We recommend that their adviser is a member of the Australian Restructuring Insolvency and Turnaround Association (ARITA) with a background in insolvency or turnaround management. This helps to ensure that the action plan is suitable in the circumstances and whether other options may be available that will result in a better outcome for all stakeholders.
Some of the key things for directors to be aware of are:
- Continuous disclosure requirements, if applicable, continue to apply
- The protection provided by the safe harbour is limited to civil liability under the insolvent trading provisions. Directors must continue to comply with all their other legal obligations and duties such as their director’s duties, including Part 2D.1 of the Act.
- The safe harbour protection is only available where directors:
- develop or take a course of action that, at the time, was reasonably likely to lead to a better outcome for the company than immediate administration or liquidation (the course of action must be implemented within a reasonable period).
- ensure that the company complies with its obligation to pay its employees (including their superannuation), and
- ensure that the company meets its tax reporting obligations.
- Hope is not a strategy. Directors who take a passive approach to the company’s position or whose action plans are fanciful will fall outside of the safe harbour protection.
- The safe harbour only extends to debts incurred directly or indirectly in connection with the course of action or its development after the restructure plan has been developed and implemented.
- Whether a course of action is reasonably likely to lead to a better outcome is assessed as at the time the decision is made, not with the benefit of hindsight.
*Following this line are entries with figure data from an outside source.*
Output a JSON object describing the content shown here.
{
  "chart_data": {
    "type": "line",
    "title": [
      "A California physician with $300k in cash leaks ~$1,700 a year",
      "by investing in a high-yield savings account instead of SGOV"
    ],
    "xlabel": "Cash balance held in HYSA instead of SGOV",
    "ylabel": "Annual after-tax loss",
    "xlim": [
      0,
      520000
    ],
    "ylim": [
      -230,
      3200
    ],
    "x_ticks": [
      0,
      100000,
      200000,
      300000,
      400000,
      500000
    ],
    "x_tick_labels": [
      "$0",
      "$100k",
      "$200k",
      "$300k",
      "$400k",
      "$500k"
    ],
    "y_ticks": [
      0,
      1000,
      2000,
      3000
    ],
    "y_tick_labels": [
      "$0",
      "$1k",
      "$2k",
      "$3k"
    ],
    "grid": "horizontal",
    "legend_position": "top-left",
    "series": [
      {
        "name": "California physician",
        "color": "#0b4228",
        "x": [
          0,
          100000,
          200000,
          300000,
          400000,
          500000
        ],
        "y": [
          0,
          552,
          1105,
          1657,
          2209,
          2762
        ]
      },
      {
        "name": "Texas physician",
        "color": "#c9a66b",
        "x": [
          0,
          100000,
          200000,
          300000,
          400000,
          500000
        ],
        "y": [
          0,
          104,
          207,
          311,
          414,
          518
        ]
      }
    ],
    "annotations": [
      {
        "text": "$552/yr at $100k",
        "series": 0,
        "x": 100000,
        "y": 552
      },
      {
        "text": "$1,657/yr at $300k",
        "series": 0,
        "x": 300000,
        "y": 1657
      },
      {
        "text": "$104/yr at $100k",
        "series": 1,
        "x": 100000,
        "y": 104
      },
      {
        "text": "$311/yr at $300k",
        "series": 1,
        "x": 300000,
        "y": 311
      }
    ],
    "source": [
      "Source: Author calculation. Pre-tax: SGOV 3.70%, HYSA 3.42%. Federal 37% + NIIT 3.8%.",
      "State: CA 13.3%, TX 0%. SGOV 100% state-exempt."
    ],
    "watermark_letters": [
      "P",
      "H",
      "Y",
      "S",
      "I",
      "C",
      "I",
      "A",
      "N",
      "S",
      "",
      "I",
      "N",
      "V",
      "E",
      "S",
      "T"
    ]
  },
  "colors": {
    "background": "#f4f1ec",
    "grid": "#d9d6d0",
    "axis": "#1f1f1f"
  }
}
- The Explanatory Memorandum provides a list of indicative factors (which are not prescriptive) to be considered in determining whether a course of action was reasonably likely to lead to a better outcome. These factors are whether the person has:
- kept themselves informed about the company’s financial position
- taken steps to prevent misconduct by officers and employees of the company
- taken appropriate steps to ensure the company maintained appropriate financial records
obtained appropriate advice from an appropriately qualified adviser, and
- taken appropriate steps to develop or to put in place a plan to restructure the company to improve its financial position.
It is important to reiterate that the safe harbour will not apply if the directors of the company:
- fail to keep proper books and records
- do not properly provide for the entitlements of its employees (i.e. superannuation obligations must be up to date)
- fail to prevent officers or employees from engaging in misconduct, and
- fail to keep the company’s taxation lodgements up to date.
The legislation does not define the term ‘appropriately qualified adviser’. However, the Explanatory Memorandum states that ‘appropriately qualified’ is used in the sense of ‘fit for purpose’ and is not limited to particular qualifications.